American public school in North Carolina

West Lincoln High School is a high school in Lincoln County, North Carolina, outside of Lincolnton. It is a part of the Lincoln County Schools district. The school provides for student development through varied curricula, including Advanced Placement (AP) and honors courses. Students are enrolled in four 90-minute classes each semester.

==Career-technical education==
Career-technical education, a priority of the Lincoln County Board of Education, is provided at the high school and the Lincoln County School of Technology. LCST, a unique centralized educational center, serves as an extension of the four county high schools. Students attend daily 90-minute classes during the 11th and 12th grades. Career-technical students may participate in apprenticeships, career internships, and earn college credits through articulation agreements with local institutions of higher learning. The Lincoln County Job-Ready System of career majors helps students relate academics to the real world and develop realistic career goals.

==Spirit Week==
West Lincoln hosts several events every year. Spirit Week is one of the most anticipated events of the school year. Spirit Week is held in the week of the homecoming football game. Every day has a different theme and the students are allowed to dress up for the day. There is always a pajama day, and at the end of the week, the day of the big game, is called "Rowdy Rebel" day. On Rowdy Rebel day, students wear their homecoming shirts and their best pair of overalls. On the morning of Rowdy Rebel day, West Lincoln hosts a "Tractor Parade". Students will sign up and drive their tractors to school. The parade is followed by a pep rally to celebrate homecoming.

==Athletics==
West Lincoln is a member of the North Carolina High School Athletic Association (NCHSAA) and are classified as a 3A school. The school is a part of the Southern Piedmont 2A/3A/4A Conference. The school's team name is the Rebels and the school colors are red and grey.

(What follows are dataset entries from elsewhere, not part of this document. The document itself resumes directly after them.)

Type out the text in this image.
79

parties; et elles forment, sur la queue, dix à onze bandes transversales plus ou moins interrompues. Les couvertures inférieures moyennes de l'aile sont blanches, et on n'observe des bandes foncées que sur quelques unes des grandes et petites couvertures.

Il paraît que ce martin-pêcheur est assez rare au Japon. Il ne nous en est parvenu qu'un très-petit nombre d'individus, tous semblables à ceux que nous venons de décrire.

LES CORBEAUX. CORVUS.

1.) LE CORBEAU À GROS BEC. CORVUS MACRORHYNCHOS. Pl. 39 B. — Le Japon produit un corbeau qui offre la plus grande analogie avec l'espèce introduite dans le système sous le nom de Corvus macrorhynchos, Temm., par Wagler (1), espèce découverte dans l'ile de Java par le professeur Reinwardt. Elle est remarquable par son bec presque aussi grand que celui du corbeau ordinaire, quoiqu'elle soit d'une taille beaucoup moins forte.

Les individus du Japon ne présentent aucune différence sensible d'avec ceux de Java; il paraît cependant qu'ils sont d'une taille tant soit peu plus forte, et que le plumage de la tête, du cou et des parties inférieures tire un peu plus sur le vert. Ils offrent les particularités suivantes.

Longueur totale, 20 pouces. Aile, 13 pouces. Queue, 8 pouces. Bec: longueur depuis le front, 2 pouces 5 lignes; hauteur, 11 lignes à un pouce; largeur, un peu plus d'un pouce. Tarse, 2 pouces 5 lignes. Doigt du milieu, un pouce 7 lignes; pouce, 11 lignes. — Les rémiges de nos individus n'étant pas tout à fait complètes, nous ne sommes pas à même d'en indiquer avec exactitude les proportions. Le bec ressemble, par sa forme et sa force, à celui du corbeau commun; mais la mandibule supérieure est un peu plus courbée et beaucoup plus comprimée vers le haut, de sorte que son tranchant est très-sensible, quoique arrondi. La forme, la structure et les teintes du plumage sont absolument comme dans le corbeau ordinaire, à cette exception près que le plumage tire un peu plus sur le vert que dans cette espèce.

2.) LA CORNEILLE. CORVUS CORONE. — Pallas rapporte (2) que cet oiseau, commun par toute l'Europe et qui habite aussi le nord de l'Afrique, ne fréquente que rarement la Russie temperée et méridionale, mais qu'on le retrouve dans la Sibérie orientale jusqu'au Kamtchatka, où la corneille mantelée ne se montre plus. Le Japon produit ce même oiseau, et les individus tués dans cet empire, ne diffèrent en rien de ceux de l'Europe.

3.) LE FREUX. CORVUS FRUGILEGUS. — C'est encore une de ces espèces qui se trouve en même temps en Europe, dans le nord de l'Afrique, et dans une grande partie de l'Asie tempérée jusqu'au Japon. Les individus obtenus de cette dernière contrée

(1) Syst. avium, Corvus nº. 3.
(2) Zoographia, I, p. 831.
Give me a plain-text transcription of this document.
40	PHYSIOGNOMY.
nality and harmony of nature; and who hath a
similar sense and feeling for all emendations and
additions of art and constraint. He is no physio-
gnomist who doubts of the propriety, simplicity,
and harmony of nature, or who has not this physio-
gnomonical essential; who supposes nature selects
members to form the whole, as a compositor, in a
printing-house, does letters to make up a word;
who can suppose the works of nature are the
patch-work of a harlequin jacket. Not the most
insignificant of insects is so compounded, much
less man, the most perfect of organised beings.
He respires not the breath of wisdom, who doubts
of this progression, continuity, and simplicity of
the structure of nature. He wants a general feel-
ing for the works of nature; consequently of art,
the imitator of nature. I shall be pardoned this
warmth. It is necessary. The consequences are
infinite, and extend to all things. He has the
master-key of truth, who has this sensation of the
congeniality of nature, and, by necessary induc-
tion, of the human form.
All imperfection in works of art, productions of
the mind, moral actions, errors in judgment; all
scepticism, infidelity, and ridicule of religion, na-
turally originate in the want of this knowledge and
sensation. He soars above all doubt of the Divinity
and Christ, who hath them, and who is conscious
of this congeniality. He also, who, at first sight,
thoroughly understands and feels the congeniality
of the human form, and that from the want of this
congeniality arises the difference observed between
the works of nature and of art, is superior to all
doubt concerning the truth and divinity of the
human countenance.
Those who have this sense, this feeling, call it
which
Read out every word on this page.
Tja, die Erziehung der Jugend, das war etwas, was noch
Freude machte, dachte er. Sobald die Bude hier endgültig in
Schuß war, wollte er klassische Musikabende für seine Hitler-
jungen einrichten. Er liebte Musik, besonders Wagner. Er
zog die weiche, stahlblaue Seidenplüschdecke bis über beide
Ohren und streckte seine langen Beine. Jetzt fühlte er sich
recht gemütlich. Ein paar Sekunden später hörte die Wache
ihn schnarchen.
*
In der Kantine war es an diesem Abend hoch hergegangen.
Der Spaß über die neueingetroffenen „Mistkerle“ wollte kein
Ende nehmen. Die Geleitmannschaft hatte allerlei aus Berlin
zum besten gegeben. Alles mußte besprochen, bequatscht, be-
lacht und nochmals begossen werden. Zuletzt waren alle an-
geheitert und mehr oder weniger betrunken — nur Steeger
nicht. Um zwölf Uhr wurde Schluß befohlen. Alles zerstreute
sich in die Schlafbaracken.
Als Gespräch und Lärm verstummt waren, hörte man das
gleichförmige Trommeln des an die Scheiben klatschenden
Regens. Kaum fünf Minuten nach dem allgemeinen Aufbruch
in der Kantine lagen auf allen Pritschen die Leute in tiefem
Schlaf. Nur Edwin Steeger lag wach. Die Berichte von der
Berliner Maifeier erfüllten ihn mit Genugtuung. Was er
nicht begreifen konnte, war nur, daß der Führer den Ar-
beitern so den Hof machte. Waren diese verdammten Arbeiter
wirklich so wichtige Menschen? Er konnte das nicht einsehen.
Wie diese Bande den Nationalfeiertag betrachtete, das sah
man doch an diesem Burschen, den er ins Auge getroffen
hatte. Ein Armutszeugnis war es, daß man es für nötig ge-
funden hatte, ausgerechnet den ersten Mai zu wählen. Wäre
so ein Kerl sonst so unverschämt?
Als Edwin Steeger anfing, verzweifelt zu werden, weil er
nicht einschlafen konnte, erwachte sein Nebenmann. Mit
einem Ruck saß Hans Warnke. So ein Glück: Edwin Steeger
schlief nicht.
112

Sports at West Lincoln include: football, baseball, basketball, softball, wrestling, tennis, soccer, cross country, golf, track & field, and volleyball.

===Sporting achievements===
The West Lincoln wrestling team has won four NCHSAA dual team state championships. In 2000, West Lincoln won their first dual team state title in the 1A/2A class. In 2015, they won their second dual team state championship in the 2A class. In 2018 and 2019, they won back-to-back 2A dual team state titles.

The West Lincoln girls golf team won the NCHSAA 1A/2A state championship in 2020–21.